Windowing is equivalent to truncating the signal, so understanding how the windowed signal behaves can let us make conclusions about the overall signal.
Winding in the time domain is convolution in the frequency domain, spreading out the frequency signal representation.

The plot of the square of a DFT is the periodogram, and the windowed version is the windowed periodogram.
The choice of window is the trade off between the main lobe width and the side lobe amplitude.
The wider the main lobe, the more spreading, the larger the side lobes, the more spurious frequency components.
As a result, window design is fairly similar to filter design.
====== Fast filtering ======

Implementing a FIR filter involves repeatedly calculating a convolution of the input and filter impulse response.
This is computationally expensive.
Multiplication is much easier, so we want to transform the input to the frequency domain.
This requires the whole input and produces an infinite number of frequencies.
We can skirt this with the DFT, which we can do quickly with the Fast Fourier Transform.
A direct implementation of the DFT is \(O(N^2)\), whereas the FFT is \(O\left(\frac{N}{2}\log_2N\right)\), where \(N\) is the length of the transform.
Using the DFT to do multiplication instead of convolution produces circular convolution.
Circular convolution is the same as regular convolution, but replaces one of the inputs with a periodic copy.
We can turn circular convolution into regular convolution by augmenting the inputs with 0s.
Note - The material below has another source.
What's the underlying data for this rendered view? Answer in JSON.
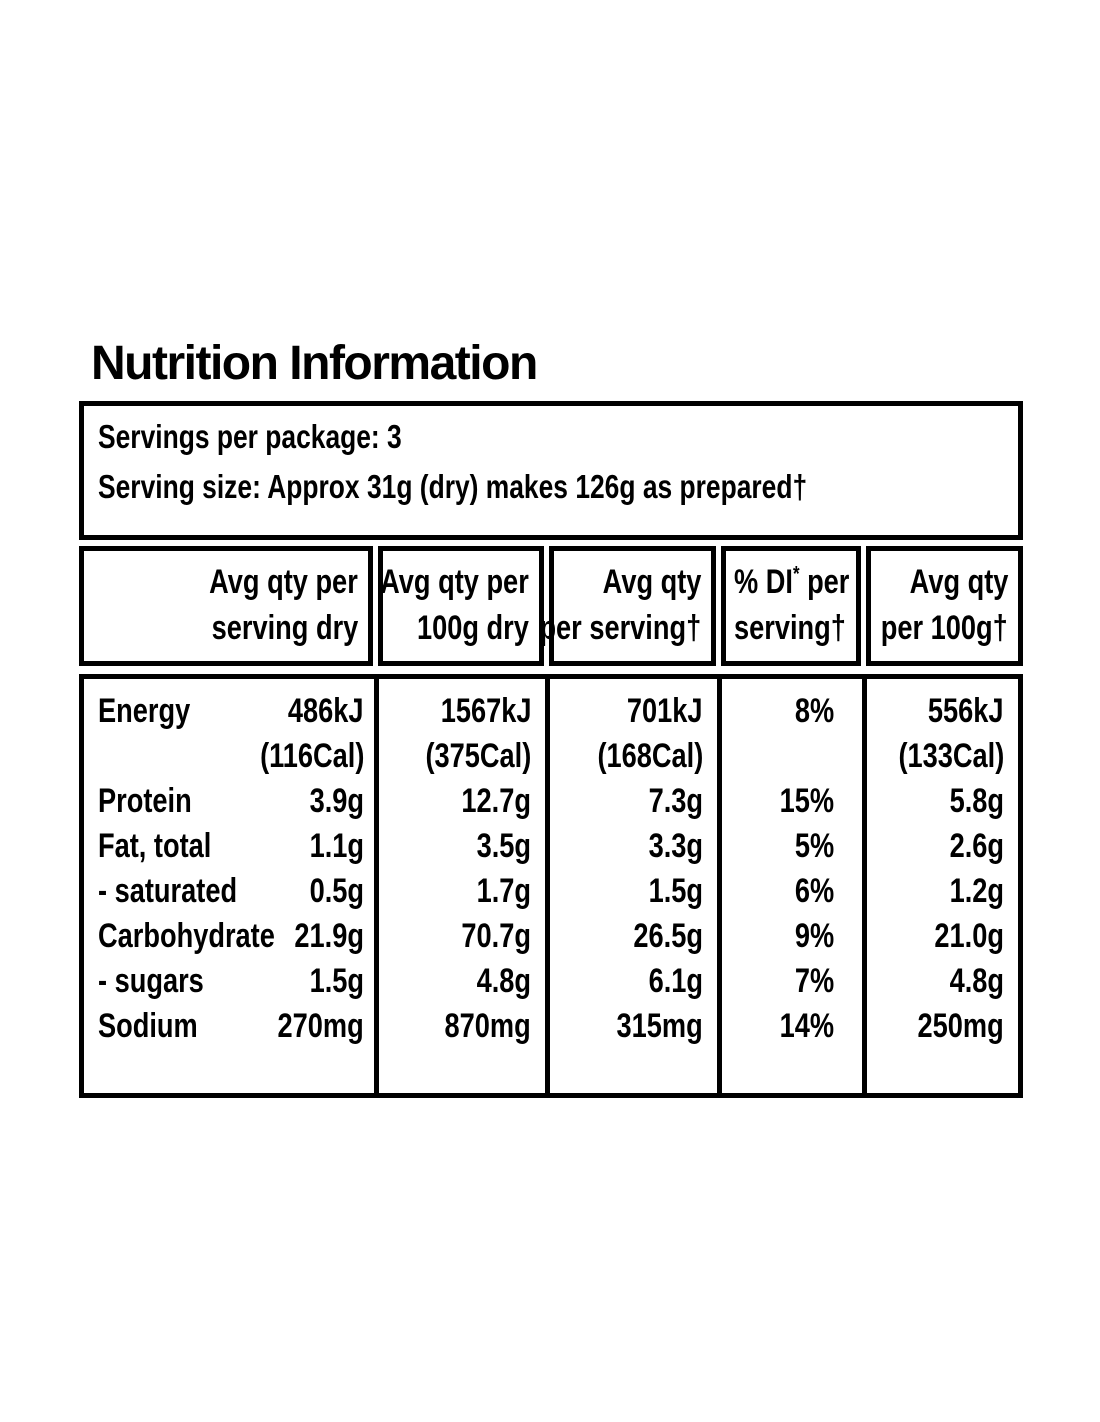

For real time filtering, we need to filter in blocks.
We can do this by breaking the convolution into parts, and then adding the parts together appropriately shifted.
This is the overlap-add method, which involves breaking the input into blocks, using the FFT to convolute the each block with the impulse response, and then shift and add the convolutions together.
There is also the overlap-save method, which involves discarding the first \(M-1\) elements of the convolution instead of adding block by block convolutions.
This involves a sliding windows, using \(M-1\) zeros in the first window.